I stared at the paperwork bearing the map of the hospital and noticed that just down from Effort Street was something called Ronald McDonald House. I suppose this is because the burger chain put up the money for an accommodation unit for relatives of sick children, which is nice, but it still made me feel like I was in a sci-fi movie where any minute now James Caan was going to roller-skate past me in body armour, chased by agents of the corporations.

I always swore I wouldn’t return to St George’s after a surgeon there diagnosed three burst cysts which, she made clear, she had absolutely no intention of doing anything about. I went to a private hospital days later where a surgeon promptly declared them urgently horrible and took them out.

But times is hard, as we know, and I have a £500 excess on my health insurance.
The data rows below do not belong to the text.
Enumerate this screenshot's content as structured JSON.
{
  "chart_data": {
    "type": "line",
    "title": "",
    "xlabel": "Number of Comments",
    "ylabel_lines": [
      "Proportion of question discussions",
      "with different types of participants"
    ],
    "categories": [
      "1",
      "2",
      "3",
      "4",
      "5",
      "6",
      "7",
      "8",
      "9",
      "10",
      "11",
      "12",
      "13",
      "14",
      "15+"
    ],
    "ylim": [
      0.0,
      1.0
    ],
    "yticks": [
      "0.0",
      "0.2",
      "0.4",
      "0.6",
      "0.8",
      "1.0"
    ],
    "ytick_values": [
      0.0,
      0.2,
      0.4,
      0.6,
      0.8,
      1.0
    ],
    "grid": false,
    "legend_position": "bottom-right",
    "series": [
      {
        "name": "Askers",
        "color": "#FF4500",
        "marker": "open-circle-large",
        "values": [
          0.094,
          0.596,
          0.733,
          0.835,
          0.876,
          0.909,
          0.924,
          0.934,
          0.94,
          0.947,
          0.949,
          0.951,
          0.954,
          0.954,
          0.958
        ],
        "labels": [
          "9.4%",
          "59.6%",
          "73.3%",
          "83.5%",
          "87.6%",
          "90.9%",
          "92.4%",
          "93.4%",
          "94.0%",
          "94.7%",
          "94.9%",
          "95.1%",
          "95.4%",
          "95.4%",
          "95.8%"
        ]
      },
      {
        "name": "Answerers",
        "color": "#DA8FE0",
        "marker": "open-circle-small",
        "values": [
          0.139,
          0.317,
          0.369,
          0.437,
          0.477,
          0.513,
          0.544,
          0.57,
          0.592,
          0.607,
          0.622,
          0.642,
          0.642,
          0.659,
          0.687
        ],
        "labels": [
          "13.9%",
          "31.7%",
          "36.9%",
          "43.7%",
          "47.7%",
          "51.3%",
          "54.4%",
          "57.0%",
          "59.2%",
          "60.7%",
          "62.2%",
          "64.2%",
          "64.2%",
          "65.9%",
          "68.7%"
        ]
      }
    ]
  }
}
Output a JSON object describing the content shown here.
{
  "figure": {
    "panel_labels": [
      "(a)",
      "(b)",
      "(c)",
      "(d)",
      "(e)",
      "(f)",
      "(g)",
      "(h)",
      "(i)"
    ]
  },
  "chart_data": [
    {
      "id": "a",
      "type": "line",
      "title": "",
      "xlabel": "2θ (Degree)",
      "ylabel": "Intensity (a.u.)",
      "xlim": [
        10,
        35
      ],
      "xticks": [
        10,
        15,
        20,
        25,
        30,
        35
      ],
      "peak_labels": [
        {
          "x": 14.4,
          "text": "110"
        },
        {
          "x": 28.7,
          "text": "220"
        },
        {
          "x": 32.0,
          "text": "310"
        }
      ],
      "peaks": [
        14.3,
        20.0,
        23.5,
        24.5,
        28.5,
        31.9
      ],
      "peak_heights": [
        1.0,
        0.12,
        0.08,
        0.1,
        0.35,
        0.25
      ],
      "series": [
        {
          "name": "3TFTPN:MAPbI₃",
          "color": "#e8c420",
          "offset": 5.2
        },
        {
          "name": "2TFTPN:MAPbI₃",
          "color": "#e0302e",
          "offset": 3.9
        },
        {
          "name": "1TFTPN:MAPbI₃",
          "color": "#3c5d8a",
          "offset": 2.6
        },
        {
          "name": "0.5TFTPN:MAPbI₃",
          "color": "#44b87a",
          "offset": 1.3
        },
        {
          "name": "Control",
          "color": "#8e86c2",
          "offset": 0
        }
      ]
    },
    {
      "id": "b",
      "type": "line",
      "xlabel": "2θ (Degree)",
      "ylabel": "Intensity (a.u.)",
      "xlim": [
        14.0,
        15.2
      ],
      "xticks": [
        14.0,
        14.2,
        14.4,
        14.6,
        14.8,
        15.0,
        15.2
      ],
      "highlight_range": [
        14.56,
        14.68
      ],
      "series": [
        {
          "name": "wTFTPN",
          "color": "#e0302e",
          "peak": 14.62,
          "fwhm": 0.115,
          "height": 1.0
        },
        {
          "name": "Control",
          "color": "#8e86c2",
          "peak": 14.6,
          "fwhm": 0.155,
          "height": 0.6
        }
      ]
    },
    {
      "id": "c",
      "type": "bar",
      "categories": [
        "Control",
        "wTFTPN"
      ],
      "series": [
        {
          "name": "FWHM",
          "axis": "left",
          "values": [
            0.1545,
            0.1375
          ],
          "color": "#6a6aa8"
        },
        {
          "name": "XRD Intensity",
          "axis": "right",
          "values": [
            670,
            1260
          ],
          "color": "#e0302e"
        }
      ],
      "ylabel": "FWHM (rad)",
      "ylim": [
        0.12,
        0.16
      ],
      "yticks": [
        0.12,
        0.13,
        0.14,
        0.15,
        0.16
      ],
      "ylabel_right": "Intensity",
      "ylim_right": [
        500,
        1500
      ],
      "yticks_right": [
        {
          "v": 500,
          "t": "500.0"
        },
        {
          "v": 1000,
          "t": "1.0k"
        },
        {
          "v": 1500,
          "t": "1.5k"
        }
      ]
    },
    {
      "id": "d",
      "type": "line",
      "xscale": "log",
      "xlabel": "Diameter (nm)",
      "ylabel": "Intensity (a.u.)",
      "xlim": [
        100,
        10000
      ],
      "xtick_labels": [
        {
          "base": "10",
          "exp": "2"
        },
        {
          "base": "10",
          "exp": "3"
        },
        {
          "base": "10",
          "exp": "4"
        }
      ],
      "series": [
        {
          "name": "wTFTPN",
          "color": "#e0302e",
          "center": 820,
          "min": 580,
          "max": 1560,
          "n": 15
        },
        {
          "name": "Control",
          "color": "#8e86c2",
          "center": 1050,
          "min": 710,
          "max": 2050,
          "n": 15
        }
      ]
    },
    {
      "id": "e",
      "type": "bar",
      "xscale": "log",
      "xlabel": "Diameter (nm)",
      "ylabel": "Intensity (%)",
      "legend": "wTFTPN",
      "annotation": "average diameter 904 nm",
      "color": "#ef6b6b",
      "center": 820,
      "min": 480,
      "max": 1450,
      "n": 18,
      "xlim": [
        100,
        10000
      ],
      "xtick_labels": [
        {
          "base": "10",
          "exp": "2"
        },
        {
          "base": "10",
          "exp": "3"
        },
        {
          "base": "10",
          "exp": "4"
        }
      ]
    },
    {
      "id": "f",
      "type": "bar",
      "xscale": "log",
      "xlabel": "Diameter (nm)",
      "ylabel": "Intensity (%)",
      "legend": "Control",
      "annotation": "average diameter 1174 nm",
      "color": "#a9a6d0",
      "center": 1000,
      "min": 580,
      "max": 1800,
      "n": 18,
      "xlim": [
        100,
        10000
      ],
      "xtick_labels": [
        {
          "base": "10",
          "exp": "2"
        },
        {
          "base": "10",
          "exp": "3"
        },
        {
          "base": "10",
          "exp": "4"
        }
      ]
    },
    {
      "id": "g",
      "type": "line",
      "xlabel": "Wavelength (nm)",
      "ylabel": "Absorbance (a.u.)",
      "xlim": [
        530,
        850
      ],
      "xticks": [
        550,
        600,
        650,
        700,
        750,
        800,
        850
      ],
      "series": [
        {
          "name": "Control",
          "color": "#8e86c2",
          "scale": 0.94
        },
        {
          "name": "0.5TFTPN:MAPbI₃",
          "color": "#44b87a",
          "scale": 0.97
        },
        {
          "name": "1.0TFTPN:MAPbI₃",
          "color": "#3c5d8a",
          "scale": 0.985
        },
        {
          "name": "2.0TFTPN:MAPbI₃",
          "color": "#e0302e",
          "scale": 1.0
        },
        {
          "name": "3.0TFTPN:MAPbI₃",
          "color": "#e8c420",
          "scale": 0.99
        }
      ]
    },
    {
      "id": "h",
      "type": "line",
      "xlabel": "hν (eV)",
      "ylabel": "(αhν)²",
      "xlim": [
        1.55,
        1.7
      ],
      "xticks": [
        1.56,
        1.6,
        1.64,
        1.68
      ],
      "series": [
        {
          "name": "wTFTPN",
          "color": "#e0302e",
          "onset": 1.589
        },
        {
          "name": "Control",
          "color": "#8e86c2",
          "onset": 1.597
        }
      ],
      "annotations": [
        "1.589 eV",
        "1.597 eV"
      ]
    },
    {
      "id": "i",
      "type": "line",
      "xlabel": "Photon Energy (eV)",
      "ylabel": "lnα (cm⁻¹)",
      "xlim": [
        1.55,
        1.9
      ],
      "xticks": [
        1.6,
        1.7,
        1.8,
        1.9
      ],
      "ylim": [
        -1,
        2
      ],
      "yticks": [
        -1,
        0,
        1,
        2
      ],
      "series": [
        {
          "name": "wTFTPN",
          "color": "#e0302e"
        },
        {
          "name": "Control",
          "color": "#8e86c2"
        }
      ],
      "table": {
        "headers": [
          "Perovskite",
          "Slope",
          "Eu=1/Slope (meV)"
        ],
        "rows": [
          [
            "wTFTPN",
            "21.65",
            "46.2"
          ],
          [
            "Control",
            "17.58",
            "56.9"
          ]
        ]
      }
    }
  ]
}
I decided that if I was to go somewhere for HRT it would be somewhere I had already paid for with years of National Insurance contributions.

And so it was that I sat in the corridor next to a cheese-counter queueing area staring at a map of Ronald McDonald House waiting for James Caan to skate by the sign on the wall saying ‘Listening To Our Staff’ (as opposed to our patients).

I was in this reverie when a nurse called my number and beckoned me to her station. There she put me on a scales and made me stand against the wall while she measured my height, which made me feel as though I was being measured up for my coffin.

As she strapped a blood pressure monitor to my arm I must have looked depressed because she said, crossly: ‘Are you all right?’ ‘Yes!’ I smiled, trying to look cheerful. I once looked upset at St George’s. I had raging eczema and because they didn’t have a dermatologist I burst into tears. That led to them threatening me with a ‘psych assessment’. As this one took my blood pressure, therefore, I forced my mouth into a desperate smile.

A few minutes later, I was called into the specialist’s room to find the tiniest little girl of about 12 sitting in a white coat behind the desk. Bless her, she really was just out of school. What could I do? I had to be nice.

Twenty minutes later, I was back out on Effort Street with no prescription for HRT in my hands that I could find. But among the huge wad of paperwork I did have two appointment cards for blood tests and a bone density scan, which may happen in about six months’ time, if I put in the effort.